Нина вновь появилась через день, снова с полными сумками еды, с какими-то дурацкими газетами и кроссвордами.
– Зачем вы, Нина? – Лагутину было неловко и радостно одновременно. – Зачем беспокоитесь? Все нормально, я справлюсь. Да и выписать обещали накануне Нового года. Зря вы, ей-богу.
Она, не обращая внимания на его причитания, принялась доставать из сумки банки, судки и свертки. Он стеснялся есть при ней – глупость какая эта ее забота! Кто он ей? Но и прогнать было неловко – старается человек. Это, конечно, можно объяснить – благодарность. Баш на баш. Благодарность за его щедрость. Еще бы не щедрость – бесплатная квартира в столице! Не многим приезжим выпадает такое вот счастье, чистая правда.
Но он устыдился этих мыслей – нет, это не про нее, не про Нину. Она другая, и дело здесь не в корысти.
И все-таки он очень стеснялся – немощи своей, неприкаянности, этой дурацкой сломанной ноги, забинтованной головы, небритости, старой, заношенной больничной пижамы, висящей на нем, как на пугале.
Он почти не смотрел на нее, отвечал односложно, и ему нестерпимо хотелось, чтобы она поскорее ушла. Правды ради, она не задержалась. Но все-таки заставила его поесть:
– Нет, Алексей Петрович! Вы обязательно поешьте при мне, знаю я вас! Вот, винегрет я оставила в холодильнике, а он пропал! Вам же сложно до него доскакать. А медсестру звать не будете – постесняетесь, правильно?
И он послушно жевал – пирожки с капустой, салат витаминный, оладушки с яблоком. Она так и сказала – «оладушки». Она что-то рассказывала ему про новую работу, но он особенно не слушал – неинтересно, да и не до чего, такое поганое настроение. Уловил только, что работа нашлась, кажется, тьфу-тьфу, не сглазить! Хорошие люди, семейная пара – муж и жена. Она совсем лежачая, он ничего, до туалета доходит. Точнее, доползает.

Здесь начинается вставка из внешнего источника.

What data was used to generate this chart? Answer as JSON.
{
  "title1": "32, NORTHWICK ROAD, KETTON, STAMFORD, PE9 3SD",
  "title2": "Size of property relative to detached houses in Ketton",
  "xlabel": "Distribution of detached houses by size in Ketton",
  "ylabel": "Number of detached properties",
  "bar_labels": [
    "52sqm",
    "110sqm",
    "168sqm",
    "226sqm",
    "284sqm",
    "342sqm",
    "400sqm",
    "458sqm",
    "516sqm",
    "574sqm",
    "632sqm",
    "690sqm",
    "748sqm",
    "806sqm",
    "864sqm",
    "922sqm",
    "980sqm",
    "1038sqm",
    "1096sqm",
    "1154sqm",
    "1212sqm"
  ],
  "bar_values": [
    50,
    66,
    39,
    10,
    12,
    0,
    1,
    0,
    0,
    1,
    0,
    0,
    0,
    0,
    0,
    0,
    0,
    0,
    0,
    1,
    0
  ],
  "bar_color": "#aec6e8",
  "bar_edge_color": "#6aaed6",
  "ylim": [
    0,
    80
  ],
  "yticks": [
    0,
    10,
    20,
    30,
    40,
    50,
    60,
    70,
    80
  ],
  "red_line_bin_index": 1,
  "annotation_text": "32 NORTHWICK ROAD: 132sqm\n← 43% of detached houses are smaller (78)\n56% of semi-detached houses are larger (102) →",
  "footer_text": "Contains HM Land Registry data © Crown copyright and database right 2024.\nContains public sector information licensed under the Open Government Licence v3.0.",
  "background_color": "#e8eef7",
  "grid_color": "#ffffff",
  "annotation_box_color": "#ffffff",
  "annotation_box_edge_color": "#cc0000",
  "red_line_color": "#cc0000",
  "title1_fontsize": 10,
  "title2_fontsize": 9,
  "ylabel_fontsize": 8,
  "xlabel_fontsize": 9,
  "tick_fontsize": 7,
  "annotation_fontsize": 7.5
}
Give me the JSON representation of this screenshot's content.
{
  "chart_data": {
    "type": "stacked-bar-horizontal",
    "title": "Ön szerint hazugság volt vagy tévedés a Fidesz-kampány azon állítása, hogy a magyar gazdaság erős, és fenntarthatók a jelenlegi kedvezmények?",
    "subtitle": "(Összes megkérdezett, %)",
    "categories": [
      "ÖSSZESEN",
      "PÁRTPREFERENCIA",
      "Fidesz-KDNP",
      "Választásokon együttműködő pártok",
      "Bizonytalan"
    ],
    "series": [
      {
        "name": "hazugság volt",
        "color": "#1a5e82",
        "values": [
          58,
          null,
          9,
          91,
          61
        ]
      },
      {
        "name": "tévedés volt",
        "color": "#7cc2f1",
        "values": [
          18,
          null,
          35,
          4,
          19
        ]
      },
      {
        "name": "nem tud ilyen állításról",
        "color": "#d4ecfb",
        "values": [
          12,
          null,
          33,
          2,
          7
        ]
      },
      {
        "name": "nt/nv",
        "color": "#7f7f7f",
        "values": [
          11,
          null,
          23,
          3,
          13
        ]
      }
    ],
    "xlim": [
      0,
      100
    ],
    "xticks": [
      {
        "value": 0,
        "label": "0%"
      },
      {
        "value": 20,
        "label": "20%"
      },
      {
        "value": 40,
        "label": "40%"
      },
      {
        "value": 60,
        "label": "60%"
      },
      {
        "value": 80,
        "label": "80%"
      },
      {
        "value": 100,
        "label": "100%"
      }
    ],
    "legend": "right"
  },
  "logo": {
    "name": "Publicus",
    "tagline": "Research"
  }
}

– Ну там, конечно, все – уборка, готовка, уход, магазины, – рассказывала Нина, ловко убирая пустую посуду и подсовывая ему очередную плошку с едой, – трудно, что говорить. Два человека – это вам не один. Но люди хорошие, это же главное, правда?
– Хорошая баба! – прокомментировал чернявый, которого звали Валериком, когда Нина ушла.
К нему, кстати, ходили две девушки, параллельно.
– Жена и любовница, – гордо объяснил он.
– А зачем? – удивился Лагутин. – Хлопотно ведь, разве нет?
– Хлопотно, – подтвердил Валерик. – А что делать? И ту люблю, и эта нравится. Вот такая у меня, брат, беда. – Он погрустнел. – Чё делать-то, а? Не посоветуешь, брат? Запутался я. С женой у нас дочка. А у той своя. Боюсь я чужих детей, если честно. Раздражать будет. Меня и своя раздражает. Выбешивает прям! Как заскулит: «Папа, папа!»
«Раздражает, – с тоской подумал Лагутин. – А если не видеть своего ребенка тысячу лет? А если твой ребенок чужого дядю называет папой? Посмотрел бы я на него. Хотя что на него смотреть? С ним и так все понятно».
Кстати, и жена, и любовница Валерика были «одинаковы с лица» – обе полные блондинки с густо накрашенными лицами и невероятным начесом. Можно и перепутать.